Neville shook his head. "I won't. I promise."

They were pressed close together, and Draco's panting breath felt warm on Neville's face. His vision swam like it did when he looked over the edge of the Astronomy Tower. And then Draco slid his hand onto Neville's nape, tugged down his head, and kissed him. Neville's jaw dropped in shock, and then Draco was kissing him with tongue. It felt strange and a little fantastic, and Draco's slippery mouth tasted tinny and sweet. Neville couldn't breathe. He had no idea what to do with his hands. His ears were hot and his lips tingled, and Neville hadn't quite got the appeal of snogging until just now, with Draco's hand on his neck and their tongues sliding together.

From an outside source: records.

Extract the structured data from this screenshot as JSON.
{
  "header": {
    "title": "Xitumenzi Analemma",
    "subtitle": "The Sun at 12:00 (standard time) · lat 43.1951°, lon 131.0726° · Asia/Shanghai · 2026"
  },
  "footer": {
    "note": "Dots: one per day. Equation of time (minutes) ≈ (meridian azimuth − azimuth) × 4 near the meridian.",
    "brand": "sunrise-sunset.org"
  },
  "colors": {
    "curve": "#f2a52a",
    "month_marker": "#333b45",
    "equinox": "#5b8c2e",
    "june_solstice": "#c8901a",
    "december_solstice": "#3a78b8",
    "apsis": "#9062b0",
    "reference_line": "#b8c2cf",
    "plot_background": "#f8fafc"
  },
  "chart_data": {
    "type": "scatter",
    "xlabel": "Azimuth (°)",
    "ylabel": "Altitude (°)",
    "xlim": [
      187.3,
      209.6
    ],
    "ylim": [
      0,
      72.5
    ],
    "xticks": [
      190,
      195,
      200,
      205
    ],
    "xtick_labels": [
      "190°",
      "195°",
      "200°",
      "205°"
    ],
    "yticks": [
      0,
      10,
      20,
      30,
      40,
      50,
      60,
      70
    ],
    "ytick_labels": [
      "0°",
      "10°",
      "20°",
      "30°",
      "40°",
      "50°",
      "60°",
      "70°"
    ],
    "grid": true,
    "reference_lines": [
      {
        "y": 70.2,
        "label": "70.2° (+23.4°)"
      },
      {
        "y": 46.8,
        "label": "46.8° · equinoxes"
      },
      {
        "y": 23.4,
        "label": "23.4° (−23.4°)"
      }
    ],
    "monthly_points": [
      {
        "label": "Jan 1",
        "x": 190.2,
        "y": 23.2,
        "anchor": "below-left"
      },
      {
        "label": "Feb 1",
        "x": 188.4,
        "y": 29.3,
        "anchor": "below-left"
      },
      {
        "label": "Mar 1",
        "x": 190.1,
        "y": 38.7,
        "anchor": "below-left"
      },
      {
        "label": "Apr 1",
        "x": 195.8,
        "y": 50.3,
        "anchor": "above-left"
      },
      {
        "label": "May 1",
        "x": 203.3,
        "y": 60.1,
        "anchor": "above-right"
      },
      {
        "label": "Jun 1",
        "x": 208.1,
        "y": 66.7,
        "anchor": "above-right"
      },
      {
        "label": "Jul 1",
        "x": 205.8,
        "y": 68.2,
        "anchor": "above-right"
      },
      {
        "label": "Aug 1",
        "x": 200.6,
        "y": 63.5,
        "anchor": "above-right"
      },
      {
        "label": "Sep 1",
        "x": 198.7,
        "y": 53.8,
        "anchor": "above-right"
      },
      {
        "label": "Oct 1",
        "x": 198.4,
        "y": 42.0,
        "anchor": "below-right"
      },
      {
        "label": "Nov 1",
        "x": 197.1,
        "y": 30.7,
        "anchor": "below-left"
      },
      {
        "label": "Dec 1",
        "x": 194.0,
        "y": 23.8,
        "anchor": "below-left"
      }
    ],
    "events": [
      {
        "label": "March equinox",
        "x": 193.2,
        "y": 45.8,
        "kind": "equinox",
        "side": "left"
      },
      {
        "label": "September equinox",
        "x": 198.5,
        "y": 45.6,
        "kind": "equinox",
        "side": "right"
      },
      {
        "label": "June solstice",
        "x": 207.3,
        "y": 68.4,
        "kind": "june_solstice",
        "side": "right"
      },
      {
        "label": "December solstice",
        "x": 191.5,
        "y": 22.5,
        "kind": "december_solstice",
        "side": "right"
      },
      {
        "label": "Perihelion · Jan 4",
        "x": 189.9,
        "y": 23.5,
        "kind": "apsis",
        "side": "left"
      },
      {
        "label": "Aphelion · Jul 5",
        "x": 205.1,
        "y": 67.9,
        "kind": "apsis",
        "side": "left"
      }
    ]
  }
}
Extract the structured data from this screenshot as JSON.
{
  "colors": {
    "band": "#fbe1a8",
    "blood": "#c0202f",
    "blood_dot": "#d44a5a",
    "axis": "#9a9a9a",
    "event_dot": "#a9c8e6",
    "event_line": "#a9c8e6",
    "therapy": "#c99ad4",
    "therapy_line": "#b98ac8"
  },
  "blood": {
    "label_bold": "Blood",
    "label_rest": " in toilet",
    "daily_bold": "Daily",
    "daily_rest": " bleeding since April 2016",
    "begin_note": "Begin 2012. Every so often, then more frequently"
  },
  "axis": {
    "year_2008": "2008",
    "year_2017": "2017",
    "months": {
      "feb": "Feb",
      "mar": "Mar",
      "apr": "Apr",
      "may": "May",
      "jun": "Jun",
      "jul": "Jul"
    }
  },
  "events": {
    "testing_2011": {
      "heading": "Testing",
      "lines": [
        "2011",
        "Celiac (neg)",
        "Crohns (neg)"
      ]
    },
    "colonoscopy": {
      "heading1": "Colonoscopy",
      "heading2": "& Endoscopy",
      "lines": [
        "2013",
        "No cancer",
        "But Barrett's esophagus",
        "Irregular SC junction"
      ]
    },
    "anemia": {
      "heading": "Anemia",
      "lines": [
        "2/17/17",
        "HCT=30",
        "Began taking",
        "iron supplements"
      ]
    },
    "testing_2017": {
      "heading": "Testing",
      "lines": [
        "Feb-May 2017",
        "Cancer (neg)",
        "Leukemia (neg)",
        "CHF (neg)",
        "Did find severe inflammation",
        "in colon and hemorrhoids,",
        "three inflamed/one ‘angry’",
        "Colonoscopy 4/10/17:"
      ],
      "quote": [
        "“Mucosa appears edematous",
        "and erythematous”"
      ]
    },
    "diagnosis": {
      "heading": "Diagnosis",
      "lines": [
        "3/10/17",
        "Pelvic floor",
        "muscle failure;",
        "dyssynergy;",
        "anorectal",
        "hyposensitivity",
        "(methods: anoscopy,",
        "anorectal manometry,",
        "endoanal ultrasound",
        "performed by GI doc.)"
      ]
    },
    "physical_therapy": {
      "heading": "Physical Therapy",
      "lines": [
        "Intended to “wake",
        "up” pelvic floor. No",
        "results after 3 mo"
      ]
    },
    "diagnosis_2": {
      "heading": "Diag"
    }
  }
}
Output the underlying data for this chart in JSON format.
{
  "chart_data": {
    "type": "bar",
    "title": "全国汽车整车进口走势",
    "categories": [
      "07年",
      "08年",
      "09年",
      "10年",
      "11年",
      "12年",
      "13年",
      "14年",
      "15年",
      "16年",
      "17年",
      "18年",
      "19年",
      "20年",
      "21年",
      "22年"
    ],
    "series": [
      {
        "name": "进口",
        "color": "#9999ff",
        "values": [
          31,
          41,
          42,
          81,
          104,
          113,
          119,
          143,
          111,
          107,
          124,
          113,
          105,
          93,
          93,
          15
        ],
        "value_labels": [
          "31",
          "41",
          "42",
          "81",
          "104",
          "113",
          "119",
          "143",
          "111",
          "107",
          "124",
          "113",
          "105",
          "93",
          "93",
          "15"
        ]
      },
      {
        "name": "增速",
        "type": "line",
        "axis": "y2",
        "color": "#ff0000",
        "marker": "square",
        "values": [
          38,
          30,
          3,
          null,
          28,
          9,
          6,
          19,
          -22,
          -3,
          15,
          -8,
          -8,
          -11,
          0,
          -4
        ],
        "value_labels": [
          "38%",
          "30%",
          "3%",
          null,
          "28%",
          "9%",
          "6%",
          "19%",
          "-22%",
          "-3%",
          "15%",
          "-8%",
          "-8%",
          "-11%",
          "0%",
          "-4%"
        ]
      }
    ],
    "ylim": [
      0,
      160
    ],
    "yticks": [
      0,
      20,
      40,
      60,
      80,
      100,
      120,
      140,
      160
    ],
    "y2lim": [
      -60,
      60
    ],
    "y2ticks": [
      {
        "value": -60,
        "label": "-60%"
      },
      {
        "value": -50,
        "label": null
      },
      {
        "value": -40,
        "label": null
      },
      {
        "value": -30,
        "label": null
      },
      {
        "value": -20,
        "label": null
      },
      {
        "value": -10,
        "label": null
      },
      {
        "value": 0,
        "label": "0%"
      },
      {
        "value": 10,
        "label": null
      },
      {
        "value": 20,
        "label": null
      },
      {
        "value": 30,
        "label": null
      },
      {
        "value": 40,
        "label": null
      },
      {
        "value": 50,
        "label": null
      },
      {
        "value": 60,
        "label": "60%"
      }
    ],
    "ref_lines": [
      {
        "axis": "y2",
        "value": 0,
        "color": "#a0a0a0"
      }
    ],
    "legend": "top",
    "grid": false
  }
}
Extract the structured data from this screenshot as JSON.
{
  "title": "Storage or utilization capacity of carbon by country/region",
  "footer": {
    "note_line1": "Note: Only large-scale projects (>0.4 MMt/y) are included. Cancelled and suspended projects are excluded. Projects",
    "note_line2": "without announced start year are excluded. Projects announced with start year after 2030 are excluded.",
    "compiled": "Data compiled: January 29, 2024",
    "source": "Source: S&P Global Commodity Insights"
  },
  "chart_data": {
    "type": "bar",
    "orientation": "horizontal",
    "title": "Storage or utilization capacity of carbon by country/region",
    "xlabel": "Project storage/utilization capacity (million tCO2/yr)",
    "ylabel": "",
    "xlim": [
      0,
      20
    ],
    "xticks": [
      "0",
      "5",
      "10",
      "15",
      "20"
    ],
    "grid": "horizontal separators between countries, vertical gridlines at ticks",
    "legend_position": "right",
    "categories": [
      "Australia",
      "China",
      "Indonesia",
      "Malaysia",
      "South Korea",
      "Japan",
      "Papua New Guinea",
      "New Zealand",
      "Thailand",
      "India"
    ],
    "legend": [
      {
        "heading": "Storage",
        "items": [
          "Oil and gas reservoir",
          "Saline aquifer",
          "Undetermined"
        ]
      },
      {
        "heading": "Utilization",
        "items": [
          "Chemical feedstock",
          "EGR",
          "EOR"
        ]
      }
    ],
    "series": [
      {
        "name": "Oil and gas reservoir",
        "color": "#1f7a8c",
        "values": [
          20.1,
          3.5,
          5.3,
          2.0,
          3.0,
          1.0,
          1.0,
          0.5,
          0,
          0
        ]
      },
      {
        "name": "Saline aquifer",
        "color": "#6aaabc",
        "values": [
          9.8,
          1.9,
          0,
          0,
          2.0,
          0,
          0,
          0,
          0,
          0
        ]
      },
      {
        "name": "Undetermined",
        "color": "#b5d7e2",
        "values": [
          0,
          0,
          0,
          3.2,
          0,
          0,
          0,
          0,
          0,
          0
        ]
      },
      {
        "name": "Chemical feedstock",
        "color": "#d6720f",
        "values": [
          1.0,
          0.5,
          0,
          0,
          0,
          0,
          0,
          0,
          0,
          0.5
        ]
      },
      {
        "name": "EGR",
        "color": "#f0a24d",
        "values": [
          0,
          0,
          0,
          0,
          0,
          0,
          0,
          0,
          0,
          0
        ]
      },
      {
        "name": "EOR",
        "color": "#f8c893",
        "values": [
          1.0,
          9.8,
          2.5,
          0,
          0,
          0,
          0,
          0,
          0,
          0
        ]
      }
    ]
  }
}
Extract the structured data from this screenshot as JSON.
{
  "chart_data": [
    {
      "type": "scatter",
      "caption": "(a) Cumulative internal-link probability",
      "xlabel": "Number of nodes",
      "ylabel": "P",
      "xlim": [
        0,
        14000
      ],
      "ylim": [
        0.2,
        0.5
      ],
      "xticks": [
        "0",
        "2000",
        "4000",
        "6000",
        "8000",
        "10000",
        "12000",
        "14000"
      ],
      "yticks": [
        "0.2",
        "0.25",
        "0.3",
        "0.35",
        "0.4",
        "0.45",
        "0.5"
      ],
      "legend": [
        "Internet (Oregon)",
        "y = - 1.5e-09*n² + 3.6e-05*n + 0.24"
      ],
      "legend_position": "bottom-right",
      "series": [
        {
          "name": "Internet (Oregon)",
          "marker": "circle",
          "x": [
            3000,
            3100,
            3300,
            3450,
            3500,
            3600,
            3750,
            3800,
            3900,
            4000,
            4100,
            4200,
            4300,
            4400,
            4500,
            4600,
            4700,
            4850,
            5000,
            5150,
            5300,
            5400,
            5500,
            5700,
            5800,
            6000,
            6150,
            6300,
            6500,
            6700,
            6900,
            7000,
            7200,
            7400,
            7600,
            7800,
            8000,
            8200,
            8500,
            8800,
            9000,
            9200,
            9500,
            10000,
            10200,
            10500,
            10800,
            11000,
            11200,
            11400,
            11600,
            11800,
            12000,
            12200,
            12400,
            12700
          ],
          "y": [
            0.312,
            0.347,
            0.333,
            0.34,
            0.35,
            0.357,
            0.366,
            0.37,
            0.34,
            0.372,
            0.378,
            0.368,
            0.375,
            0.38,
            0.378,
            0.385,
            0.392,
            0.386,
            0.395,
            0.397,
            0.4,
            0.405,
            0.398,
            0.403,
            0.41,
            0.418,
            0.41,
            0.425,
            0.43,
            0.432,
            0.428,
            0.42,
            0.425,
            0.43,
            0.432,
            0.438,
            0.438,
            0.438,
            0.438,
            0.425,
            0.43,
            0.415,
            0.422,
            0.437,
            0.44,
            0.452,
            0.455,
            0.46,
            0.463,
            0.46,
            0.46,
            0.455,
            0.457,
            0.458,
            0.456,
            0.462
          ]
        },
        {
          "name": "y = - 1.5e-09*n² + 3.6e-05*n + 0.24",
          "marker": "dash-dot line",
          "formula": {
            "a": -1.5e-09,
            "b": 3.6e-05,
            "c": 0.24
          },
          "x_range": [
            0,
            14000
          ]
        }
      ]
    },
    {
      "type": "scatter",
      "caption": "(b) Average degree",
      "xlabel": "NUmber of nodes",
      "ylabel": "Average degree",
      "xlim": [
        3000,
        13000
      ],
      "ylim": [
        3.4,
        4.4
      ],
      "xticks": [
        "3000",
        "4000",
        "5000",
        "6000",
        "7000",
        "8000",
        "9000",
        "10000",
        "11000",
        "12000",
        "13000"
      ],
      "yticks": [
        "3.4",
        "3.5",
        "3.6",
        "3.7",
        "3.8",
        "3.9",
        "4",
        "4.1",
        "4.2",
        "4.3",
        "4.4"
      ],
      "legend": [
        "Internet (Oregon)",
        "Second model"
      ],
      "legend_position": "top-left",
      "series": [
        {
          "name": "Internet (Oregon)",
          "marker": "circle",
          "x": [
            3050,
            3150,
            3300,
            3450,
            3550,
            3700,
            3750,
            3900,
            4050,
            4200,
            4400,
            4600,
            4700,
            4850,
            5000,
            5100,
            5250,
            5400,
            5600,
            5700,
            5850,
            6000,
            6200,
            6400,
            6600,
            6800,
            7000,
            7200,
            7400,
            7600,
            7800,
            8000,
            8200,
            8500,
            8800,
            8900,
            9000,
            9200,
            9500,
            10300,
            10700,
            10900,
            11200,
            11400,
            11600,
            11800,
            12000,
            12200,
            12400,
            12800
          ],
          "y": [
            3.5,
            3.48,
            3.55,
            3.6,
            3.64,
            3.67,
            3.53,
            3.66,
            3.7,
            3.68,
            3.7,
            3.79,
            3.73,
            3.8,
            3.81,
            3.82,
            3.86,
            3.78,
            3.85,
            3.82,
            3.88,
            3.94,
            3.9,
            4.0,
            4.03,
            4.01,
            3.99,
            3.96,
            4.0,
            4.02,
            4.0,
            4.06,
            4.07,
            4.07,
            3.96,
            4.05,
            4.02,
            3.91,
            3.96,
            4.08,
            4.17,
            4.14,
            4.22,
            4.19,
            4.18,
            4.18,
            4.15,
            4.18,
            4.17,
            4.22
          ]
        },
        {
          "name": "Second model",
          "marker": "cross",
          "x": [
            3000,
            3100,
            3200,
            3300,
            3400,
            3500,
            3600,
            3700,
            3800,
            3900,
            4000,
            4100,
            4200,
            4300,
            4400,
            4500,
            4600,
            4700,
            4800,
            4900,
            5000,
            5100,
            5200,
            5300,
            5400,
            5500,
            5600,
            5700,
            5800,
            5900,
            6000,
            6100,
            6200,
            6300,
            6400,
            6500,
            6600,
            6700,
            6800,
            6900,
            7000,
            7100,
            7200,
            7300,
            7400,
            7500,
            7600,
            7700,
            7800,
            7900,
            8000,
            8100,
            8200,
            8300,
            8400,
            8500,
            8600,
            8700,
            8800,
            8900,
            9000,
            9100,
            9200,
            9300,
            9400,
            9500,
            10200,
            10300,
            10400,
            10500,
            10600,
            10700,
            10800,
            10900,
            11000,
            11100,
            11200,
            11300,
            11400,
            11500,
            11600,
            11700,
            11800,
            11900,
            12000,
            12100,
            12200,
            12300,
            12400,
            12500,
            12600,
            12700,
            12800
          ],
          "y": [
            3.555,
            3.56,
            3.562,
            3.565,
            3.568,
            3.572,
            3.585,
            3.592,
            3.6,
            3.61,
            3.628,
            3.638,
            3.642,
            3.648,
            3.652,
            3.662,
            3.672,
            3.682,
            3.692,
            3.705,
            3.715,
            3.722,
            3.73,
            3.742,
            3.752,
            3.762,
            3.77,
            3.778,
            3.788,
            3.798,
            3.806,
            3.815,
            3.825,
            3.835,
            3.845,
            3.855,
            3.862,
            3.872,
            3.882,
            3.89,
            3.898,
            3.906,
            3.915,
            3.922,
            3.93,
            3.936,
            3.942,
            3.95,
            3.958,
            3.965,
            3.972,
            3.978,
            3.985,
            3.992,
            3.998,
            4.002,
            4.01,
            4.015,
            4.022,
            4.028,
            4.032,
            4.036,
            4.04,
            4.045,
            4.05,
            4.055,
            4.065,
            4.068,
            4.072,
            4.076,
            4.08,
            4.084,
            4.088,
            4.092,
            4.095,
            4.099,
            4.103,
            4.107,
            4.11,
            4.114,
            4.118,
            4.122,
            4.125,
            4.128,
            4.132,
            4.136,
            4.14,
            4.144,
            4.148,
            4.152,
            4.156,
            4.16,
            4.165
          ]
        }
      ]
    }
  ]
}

Draco took a step back and licked his lips. His hair fell in his eyes and Draco brushed at it impatiently, wincing when his hand made contact with the darkening bruise on his cheek.

Neville stood there staring, and then touched his own mouth with his fingertips.

"I've got rounds," said Draco after a moment.

"Oh," said Neville.

Draco didn't look half as stunned as Neville felt. "Remember that promise, Longbottom."

"No mentioning St. Mungo's," said Neville dumbly. Draco nodded and turned to leave, and Neville said, "Um, Malfoy?"

Draco stopped in the greenhouse doorway. "What?"

"Perhaps we won't mention this, either?" asked Neville in a small voice.

Draco smiled over his shoulder, and his eyes gleamed. "Perhaps we won't."

"Oh, bother," said Neville when Draco stepped out the door.